Materials and methods The hospital pharmacy supplies tigecycline on receipt of a completed antibiotic monitoring form. Forms from 2010 were retrospectively assessed for appropriate prescribing, adherence to permitted indications and length of treatment. The monitoring form contains patient details in one section and another part relates to diagnosis, site of the infection and the main reason for tigecycline use. A discussion with a microbiologist or infectious diseases physician is required when tigecycline is not prescribed for its permitted indications. The 2010 data were compared with data from 2009, when a non-specific antibiotic form was used.
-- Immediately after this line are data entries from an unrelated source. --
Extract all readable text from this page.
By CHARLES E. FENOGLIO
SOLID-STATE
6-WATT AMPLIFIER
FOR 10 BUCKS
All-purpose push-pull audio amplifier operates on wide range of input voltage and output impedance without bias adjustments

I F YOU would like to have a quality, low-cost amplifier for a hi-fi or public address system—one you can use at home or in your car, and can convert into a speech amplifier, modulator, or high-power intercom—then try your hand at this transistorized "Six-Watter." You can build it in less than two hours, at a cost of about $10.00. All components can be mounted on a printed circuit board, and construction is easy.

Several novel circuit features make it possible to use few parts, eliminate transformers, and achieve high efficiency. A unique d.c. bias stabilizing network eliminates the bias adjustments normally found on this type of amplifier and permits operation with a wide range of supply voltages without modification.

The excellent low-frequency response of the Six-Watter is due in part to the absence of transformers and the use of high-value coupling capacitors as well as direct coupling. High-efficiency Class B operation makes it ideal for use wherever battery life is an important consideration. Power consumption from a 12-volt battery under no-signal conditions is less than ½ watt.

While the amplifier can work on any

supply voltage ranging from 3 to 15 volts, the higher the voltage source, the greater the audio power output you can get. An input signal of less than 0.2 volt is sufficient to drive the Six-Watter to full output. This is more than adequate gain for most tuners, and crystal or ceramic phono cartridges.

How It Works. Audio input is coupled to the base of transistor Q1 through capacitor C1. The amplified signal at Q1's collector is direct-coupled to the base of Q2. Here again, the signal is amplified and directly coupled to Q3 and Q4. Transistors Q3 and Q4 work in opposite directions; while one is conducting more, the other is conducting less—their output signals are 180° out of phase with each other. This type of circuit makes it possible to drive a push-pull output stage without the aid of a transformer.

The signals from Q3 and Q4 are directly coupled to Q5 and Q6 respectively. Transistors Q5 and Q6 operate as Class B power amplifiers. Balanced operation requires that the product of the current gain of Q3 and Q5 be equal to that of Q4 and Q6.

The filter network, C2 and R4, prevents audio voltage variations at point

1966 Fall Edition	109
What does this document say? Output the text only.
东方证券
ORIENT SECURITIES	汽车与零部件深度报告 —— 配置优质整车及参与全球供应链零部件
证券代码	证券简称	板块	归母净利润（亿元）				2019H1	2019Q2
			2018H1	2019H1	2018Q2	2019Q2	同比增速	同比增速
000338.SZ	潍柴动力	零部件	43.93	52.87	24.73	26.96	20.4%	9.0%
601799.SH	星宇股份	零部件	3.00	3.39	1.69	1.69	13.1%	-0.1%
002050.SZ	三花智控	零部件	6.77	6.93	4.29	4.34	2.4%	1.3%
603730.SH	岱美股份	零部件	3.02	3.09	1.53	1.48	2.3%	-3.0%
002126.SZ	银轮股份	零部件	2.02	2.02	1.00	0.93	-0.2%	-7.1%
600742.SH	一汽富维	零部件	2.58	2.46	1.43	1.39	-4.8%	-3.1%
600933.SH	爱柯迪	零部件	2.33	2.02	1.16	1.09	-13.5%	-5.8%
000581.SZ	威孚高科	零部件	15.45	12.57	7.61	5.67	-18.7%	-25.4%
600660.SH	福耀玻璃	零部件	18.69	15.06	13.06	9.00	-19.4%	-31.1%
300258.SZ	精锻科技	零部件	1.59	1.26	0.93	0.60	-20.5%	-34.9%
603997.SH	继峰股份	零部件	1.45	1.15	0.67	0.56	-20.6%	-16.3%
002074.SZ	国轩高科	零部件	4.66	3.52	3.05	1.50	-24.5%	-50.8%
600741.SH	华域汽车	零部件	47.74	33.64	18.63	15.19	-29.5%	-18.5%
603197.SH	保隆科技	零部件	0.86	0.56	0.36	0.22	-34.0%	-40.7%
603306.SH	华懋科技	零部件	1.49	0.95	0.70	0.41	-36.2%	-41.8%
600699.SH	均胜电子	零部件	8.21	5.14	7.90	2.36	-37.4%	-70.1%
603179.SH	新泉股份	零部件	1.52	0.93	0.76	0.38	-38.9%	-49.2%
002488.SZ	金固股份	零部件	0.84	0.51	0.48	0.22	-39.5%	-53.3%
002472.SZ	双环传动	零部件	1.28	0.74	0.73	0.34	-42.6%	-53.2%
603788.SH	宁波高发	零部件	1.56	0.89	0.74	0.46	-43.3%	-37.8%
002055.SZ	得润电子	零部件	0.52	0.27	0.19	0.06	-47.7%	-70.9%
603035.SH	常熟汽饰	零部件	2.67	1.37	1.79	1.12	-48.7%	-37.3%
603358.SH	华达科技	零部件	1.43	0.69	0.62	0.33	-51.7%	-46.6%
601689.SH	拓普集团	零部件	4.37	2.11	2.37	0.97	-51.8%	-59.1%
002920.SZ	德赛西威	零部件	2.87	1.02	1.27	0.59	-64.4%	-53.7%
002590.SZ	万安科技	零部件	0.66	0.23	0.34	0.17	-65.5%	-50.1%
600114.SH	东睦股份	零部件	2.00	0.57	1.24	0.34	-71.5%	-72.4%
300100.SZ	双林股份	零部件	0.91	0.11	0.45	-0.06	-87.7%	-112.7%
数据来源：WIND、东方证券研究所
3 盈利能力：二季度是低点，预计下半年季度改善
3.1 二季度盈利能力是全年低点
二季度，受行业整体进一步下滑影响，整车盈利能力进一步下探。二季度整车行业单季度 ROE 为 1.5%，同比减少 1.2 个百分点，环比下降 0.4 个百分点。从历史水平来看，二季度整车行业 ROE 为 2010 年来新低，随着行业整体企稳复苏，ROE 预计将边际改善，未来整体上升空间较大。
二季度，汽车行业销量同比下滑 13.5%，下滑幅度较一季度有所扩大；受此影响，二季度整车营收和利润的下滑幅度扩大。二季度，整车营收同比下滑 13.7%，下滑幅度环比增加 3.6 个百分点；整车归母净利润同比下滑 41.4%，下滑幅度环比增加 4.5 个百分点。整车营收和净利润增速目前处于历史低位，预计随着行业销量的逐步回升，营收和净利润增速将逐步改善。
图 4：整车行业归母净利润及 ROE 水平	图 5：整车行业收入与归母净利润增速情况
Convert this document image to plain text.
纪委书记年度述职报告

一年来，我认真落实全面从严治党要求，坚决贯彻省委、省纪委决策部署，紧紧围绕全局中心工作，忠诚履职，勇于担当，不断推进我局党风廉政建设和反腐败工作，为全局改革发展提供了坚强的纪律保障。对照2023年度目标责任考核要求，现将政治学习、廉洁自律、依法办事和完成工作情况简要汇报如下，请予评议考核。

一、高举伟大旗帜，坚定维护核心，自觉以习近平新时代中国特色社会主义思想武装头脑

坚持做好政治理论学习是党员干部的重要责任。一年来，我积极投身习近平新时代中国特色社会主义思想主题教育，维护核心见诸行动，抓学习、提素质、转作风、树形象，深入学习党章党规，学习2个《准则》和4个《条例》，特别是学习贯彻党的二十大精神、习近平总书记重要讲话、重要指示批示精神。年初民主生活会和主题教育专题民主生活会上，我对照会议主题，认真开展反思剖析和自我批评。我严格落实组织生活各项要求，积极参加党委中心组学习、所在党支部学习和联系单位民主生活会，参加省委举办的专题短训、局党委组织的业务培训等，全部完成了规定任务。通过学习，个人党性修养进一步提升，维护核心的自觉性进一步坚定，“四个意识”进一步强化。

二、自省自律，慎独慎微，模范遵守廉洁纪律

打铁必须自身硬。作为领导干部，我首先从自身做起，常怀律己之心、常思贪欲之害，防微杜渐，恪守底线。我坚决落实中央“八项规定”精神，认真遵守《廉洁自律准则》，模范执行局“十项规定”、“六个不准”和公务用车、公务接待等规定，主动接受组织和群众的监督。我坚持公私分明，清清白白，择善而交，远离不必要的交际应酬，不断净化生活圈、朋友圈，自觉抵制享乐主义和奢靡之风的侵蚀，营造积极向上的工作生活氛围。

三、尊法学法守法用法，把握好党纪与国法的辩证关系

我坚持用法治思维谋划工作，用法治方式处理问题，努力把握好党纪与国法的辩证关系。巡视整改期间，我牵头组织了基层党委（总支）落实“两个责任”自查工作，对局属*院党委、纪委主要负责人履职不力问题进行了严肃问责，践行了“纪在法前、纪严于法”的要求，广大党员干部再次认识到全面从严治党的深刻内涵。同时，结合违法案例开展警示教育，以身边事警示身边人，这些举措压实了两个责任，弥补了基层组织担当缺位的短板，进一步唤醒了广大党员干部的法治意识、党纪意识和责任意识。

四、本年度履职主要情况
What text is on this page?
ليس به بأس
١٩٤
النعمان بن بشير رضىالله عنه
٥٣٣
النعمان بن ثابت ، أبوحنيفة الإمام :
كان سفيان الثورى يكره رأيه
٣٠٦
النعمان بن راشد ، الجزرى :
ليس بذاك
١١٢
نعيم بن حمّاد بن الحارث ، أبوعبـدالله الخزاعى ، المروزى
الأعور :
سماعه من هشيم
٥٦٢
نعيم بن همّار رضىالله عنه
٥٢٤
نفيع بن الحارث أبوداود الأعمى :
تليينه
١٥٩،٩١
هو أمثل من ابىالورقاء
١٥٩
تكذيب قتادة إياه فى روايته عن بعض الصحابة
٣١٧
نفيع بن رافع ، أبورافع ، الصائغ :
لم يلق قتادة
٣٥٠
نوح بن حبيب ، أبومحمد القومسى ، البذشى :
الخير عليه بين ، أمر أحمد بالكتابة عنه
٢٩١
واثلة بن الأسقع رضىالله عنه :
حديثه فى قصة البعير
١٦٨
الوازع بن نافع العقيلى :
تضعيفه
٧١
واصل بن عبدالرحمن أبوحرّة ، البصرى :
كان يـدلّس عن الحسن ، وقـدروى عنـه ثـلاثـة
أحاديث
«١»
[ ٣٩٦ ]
Results A total of 220 requests were received in 2010. Intensive care unit (38%), infectious diseases unit (21%), general surgery division (10%) and emergency surgery division (20%) made the highest number of requests for tigecycline; 11 were incomplete. Many gaps (20%) were observed in the diagnosis and period of treatment fields. A pharmacist discussed the off-label use of tigecycline with a microbiologist in seven cases. These results, compared with the 2009 data, showed a general reduction of 30% in inappropriate requests for, and use of, tigecycline.

Conclusions A tigecycline-specific form is an effective tool of clinical governance with which hospital pharmacists can control and decrease the risk of inappropriate antibiotic treatment and development of resistance. The reduction in inappropriate requests confirms this, but the gaps in diagnosis and length of treatment data suggest physicians need more education on the correct use of the form. Moreover this monitoring form could contribute to containing the pharmaceutical costs and it should be extended to other expensive drugs used inappropriately in the hospital.